Research demonstrates that buybacks are generally ineffective in longterm value creation, notwithstanding the short-term spikes in stock prices due to optically better earnings per share (EPS). Two key shortcomings relate to timing the buyback and the moral hazard of executive compensation being positive correlated to a financially engineered EPS jump.
So, the key to successful stock repurchase programmes requires a transparent disclosure of the purpose, strategy and thinking behind a buyback programme, as an integral part of the disclosed long-term philosophy for the company’s capital allocation policy. This rarely happens. Investors over time are, thus, unable to judge the success of buybacks relative to the established goals.
The current trigger for the frenetic activity in India has been the Cognizant buyback announcement leading to the desperate need to jump on to the bandwagon. This hurried comparison with Indian IT companies is unwise as there are significant differences. Cognizant doesn’t distribute dividends and its capital allocation policy hinges on buybacks as an active strategy of returning cash.
Its existing stock repurchase program- me of $2 billion announced in 2013 was completed recently. The current $3.4 billion programme includes a component of $1 billion announced in June 2016. Also, it uses debt to partially fund the programme. So, the current announcement is not as radical as it seems.
However, activist investor Elliott Management’s contribution has been to make the programme much more aggressive in terms of the reduced time period of two years in which to accomplish this, the simultaneous push for scaling the business along with increasing profitability by 3.3 percentage points from the 18.7% this quarter, and introducing a dividend distribution of $700 million in its capital allocation policy.

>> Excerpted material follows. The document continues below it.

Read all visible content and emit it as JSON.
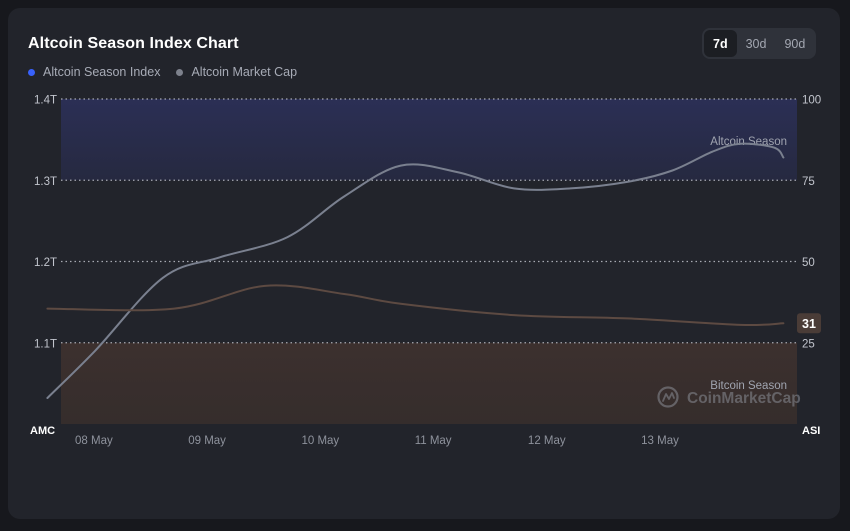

While this integrated buyback programme will, indeed, increase its five-year trailing total quarterly shareholder returns (TSR) of 11.75% by 1-2%, the sustainable increase will come only from improving its operating efficiency.
The key to Cognizant’s TSR outperformance over the last five years — 11.75% vs the industry average of 8% — has not been due to buybacks but because of its superlative profitable growth from a revenue of $6 billion in 2011 to $13.5 billion now, versus that of Infosys from $7 billion to $10 billion.

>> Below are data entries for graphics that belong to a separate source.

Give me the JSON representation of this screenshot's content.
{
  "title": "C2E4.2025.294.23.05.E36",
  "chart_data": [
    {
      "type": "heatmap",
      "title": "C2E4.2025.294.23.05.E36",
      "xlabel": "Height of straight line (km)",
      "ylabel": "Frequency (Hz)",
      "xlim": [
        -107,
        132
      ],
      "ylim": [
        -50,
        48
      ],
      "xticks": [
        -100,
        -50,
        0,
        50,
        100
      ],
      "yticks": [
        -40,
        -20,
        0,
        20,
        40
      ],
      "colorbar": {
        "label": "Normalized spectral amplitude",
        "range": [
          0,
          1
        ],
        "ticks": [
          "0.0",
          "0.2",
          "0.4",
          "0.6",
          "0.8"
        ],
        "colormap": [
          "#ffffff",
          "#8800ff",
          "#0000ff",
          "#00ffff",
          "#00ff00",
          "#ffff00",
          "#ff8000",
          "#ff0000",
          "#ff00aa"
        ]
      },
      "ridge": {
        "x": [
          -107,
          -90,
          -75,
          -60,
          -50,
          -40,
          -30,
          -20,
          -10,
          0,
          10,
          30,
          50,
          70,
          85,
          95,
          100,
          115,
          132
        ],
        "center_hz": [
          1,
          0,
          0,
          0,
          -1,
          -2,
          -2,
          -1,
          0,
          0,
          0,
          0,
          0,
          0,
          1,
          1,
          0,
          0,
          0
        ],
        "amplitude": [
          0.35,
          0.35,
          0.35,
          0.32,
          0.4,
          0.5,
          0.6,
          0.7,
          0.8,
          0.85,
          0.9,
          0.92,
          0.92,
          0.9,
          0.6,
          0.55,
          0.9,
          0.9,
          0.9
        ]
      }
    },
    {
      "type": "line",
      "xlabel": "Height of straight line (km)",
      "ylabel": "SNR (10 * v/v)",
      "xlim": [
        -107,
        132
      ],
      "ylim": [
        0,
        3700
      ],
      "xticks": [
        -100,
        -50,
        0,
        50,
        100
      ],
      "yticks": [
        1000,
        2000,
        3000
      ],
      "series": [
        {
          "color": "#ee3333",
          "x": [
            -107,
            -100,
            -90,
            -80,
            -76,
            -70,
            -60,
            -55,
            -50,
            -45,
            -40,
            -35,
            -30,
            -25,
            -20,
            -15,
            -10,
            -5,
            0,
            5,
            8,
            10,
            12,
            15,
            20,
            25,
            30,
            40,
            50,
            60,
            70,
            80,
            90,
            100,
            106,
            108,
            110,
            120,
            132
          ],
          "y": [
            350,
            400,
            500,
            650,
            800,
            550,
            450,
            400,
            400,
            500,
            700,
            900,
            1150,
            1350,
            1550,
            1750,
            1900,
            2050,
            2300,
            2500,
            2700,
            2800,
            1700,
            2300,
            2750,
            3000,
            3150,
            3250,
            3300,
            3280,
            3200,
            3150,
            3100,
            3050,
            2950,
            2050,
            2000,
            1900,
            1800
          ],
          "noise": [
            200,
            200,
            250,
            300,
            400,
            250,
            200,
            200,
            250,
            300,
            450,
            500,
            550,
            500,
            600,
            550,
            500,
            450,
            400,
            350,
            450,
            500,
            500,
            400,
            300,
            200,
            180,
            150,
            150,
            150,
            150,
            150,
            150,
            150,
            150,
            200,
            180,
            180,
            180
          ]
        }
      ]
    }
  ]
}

It was here that Infosys lost out during S D Shibulal’s tenure from April 2011 to August 2014. Its priority is now to bridge this yawning gap and Vishal Sikka’s clarion call to reach $20 billion by 2020 should be seen in this light. Organically, Infosys can grow to a maximum of $14 billion, thus leaving $6 billion of acquisitions to bridge the gap.
Infosys needs innovative product and solutions companies for such acquisitions that are only available in the US whose markets are at all-time highs. This should provide a perspective of the ‘huge’ cash hoard being touted. Of course, dilution through follow-on offerings and debt is always a possibility. But the wisdom of returning cash now and tinkering with the capital structure soon thereafter is questionable.

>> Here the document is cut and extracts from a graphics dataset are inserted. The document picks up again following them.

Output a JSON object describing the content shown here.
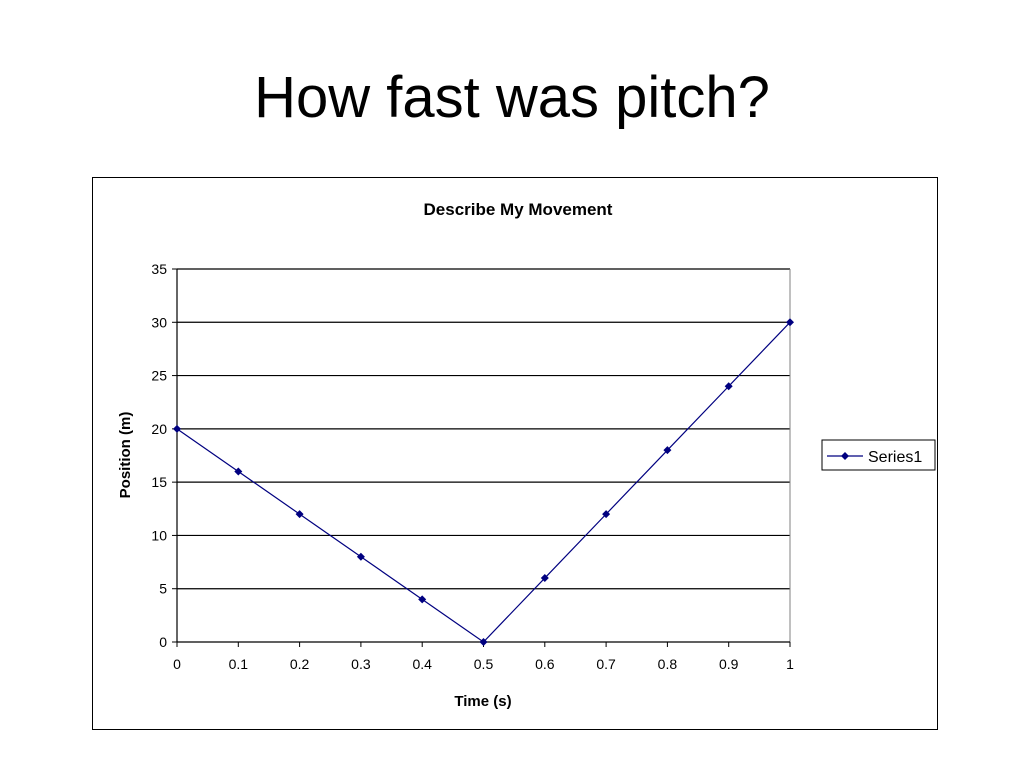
{
  "slide": {
    "title": "How fast was pitch?"
  },
  "chart_data": {
    "type": "line",
    "title": "Describe My Movement",
    "xlabel": "Time (s)",
    "ylabel": "Position (m)",
    "x": [
      0,
      0.1,
      0.2,
      0.3,
      0.4,
      0.5,
      0.6,
      0.7,
      0.8,
      0.9,
      1
    ],
    "xlim": [
      0,
      1
    ],
    "ylim": [
      0,
      35
    ],
    "x_ticks": [
      "0",
      "0.1",
      "0.2",
      "0.3",
      "0.4",
      "0.5",
      "0.6",
      "0.7",
      "0.8",
      "0.9",
      "1"
    ],
    "y_ticks": [
      "0",
      "5",
      "10",
      "15",
      "20",
      "25",
      "30",
      "35"
    ],
    "grid": "horizontal",
    "legend_position": "right",
    "series": [
      {
        "name": "Series1",
        "color": "#000080",
        "marker": "diamond",
        "values": [
          20,
          16,
          12,
          8,
          4,
          0,
          6,
          12,
          18,
          24,
          30
        ]
      }
    ]
  }
}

It is the individual motivation of each company in the context of its overall priorities that determines the prudence of attempting a buyback. Tata Sons, being a 73% shareholder of TCS, needed a tax-effective mechanism to use the cash in the aftermath of the Cyrus Mistry affair and would have influenced TCS’ decision.
Given the active market for corporate control in the US, Cognizant had limited options in the face of activist shareholders. In its judgement, this was the best option to reach a ‘standstill agreement’ with Elliot. Infosys is under no such compulsion and must not feel unduly pressured while engaging in its liquidity assessments.
A face-saver for the founders could well be a factor. But then, it shouldn’t be more than a $1-1.25 billion buyback that would be recouped through free cash flows generated within a year. Given that its dividend payout has been significantly increased to 73% of free cash flows from 33% in 2014, this would seem more than reasonable.
The ultimate judgement on this issue lies with the board. And reaching a conclusion is not quite as simple as it is being made out to be.